Fallito golpe in Ecuador: si dimette il capo della Polizia
Ore di tensione in Ecuador per la rivolta della Polizia, che, la notte scorsa, durante
una protesta per il taglio dei salari, ha messo in atto un tentativo di colpo di Stato.
Il presidente Correa è stato sequestrato per alcune ore in un ospedale di Quito. La
sua liberazione è avvenuta dopo un blitz dell’esercito che ha provocato almeno 2 morti
e una trentina di feriti. Parlando in televisione il capo dello Stato ha assicurato
che la situazione è tornata pienamente sotto controllo, ma ha affermato di aver trascorso
il giorno più duro del suo governo. Il capo della Polizia, Freddy Martinez, si è dimesso
per non essere riuscito a prevenire la ribellione. Ma cosa ha provocato la protesta
degli agenti? Eugenio Bonanata lo ha chiesto a Piero Gorza, docente
di Antropologia politica all’Università di Torino.
R. - Si tratta
di un tentativo di un colpo di Stato e si inserisce anche in un atteggiamento generalizzato
delle forze armate di sindacalismo costante rispetto al potere politico, per mantenere
posizioni di potere. Correa, sicuramente, aveva provveduto a ridurre quelli che erano
gli incentivi della Polizia e anche a rallentare la progressione della carriera, qualcosa
che in qualche modo indeboliva e colpiva direttamente il potere della Polizia che
è forte in Ecuador, ma potremmo dire in qualsiasi Paese latinoamericano. Il problema
è che, comunque vada, Correa all’interno del Paese ha ancora un fortissimo consenso;
un colpo di Stato sarebbe risultato difficile, difficilmente gestibile all’interno
dell’Ecuador.
D. - Correa, tuttavia, ha puntato il dito contro l’opposizione,
accusandola di aver fomentato la rivolta degli agenti …
R. - In particolare,
ha puntato il dito contro Lucio Gutierrez. Lucio Gutierrez è un colonnello, un militare
che partecipò al colpo di Stato con Mahuad nel 2000 e poi è restato politicamente
attivo dal 2003 al 2005, con l’appoggio della CONAIE, cioè la Confederazione delle
Nazioni Indigene dell’Ecuador.

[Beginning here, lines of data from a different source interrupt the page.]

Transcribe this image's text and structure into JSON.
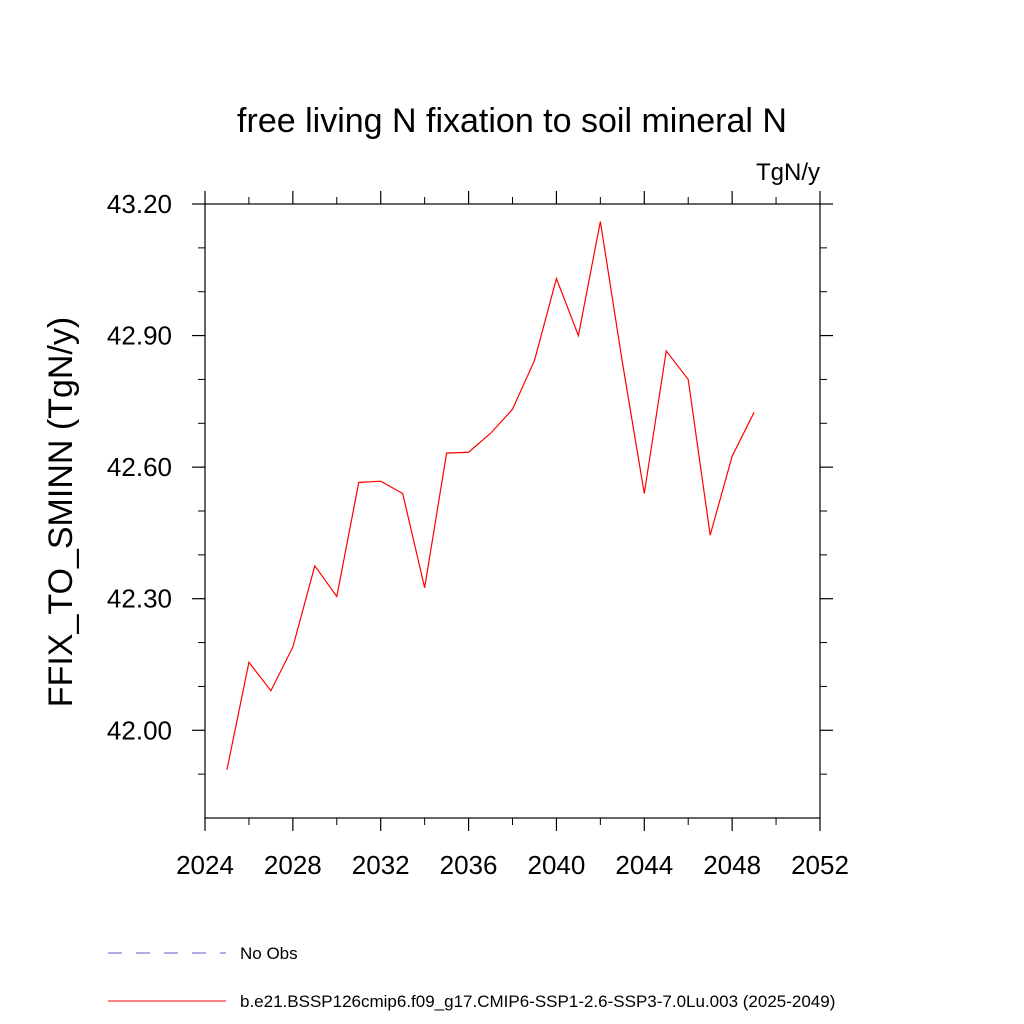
{
  "chart_data": {
    "type": "line",
    "title": "free living N fixation to soil mineral N",
    "units": "TgN/y",
    "xlabel": "",
    "ylabel": "FFIX_TO_SMINN  (TgN/y)",
    "xlim": [
      2024,
      2052
    ],
    "ylim": [
      41.8,
      43.2
    ],
    "xticks": [
      2024,
      2028,
      2032,
      2036,
      2040,
      2044,
      2048,
      2052
    ],
    "xtick_labels": [
      "2024",
      "2028",
      "2032",
      "2036",
      "2040",
      "2044",
      "2048",
      "2052"
    ],
    "xminor_step": 2,
    "yticks": [
      42.0,
      42.3,
      42.6,
      42.9,
      43.2
    ],
    "ytick_labels": [
      "42.00",
      "42.30",
      "42.60",
      "42.90",
      "43.20"
    ],
    "yminor_step": 0.1,
    "grid": false,
    "series": [
      {
        "name": "b.e21.BSSP126cmip6.f09_g17.CMIP6-SSP1-2.6-SSP3-7.0Lu.003 (2025-2049)",
        "color": "#ff0000",
        "dash": "solid",
        "x": [
          2025,
          2026,
          2027,
          2028,
          2029,
          2030,
          2031,
          2032,
          2033,
          2034,
          2035,
          2036,
          2037,
          2038,
          2039,
          2040,
          2041,
          2042,
          2043,
          2044,
          2045,
          2046,
          2047,
          2048,
          2049
        ],
        "values": [
          41.91,
          42.155,
          42.09,
          42.19,
          42.375,
          42.305,
          42.565,
          42.568,
          42.54,
          42.325,
          42.632,
          42.634,
          42.677,
          42.732,
          42.843,
          43.03,
          42.9,
          43.16,
          42.84,
          42.54,
          42.865,
          42.8,
          42.445,
          42.625,
          42.725
        ]
      }
    ],
    "legend": [
      {
        "label": "No Obs",
        "color": "#6a5acd",
        "dash": "dashed"
      },
      {
        "label": "b.e21.BSSP126cmip6.f09_g17.CMIP6-SSP1-2.6-SSP3-7.0Lu.003 (2025-2049)",
        "color": "#ff0000",
        "dash": "solid"
      }
    ],
    "legend_position": "bottom-left"
  }
}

Lo rivediamo candidato nel 2009. E’ sicuramente espressione
del potere militare, dei poteri corporativi delle Forze armate, però in una posizione
debole e avrebbe avuto poca probabilità di poter gestire una situazione di colpo di
Stato, tenendo conto che, tra l’altro, il colpo di Stato ha ricevuto risposta negativa
e Correa ha ricevuto gli appoggi di tutti i governi latinoamericani.
D.
- E, infatti, tutti i Paesi vicini hanno condannato immediatamente quanto accaduto
…
R. - Sicuramente Venezuela, Cuba e Bolivia hanno condannato in modo
chiaro il colpo di Stato, anche perché formano parte di una stessa alleanza politica
- che si riconosce nell’alleanza bolivariana dei Paesi latinoamericani e del Caribe,
ma questo era abbastanza scontato. Interessante è l’appoggio della Colombia. Dopo
i fatti delle FARC e dopo l’alta tensione tra i due Paesi e, tra l’altro, la tensione
tra la Colombia e il Venezuela, l’appoggio della Colombia a Correa è estremamente
significativo ed è segno anche delle difficoltà di poter portare avanti un colpo di
Stato. Teniamo conto anche di un’altra cosa. I colpi di Stato in Sud America, in realtà,
oggi sono più difficili o sembrano più difficilmente percorribili. Cioè, insomma,
i processi che si sono susseguiti a Pinochet e il fatto che l’immunità non sia più
garantita alle Forze armate fa sì che queste siano più titubanti nel procedere “manu
militari” alla destabilizzazione e al sovvertimento degli equilibri politici.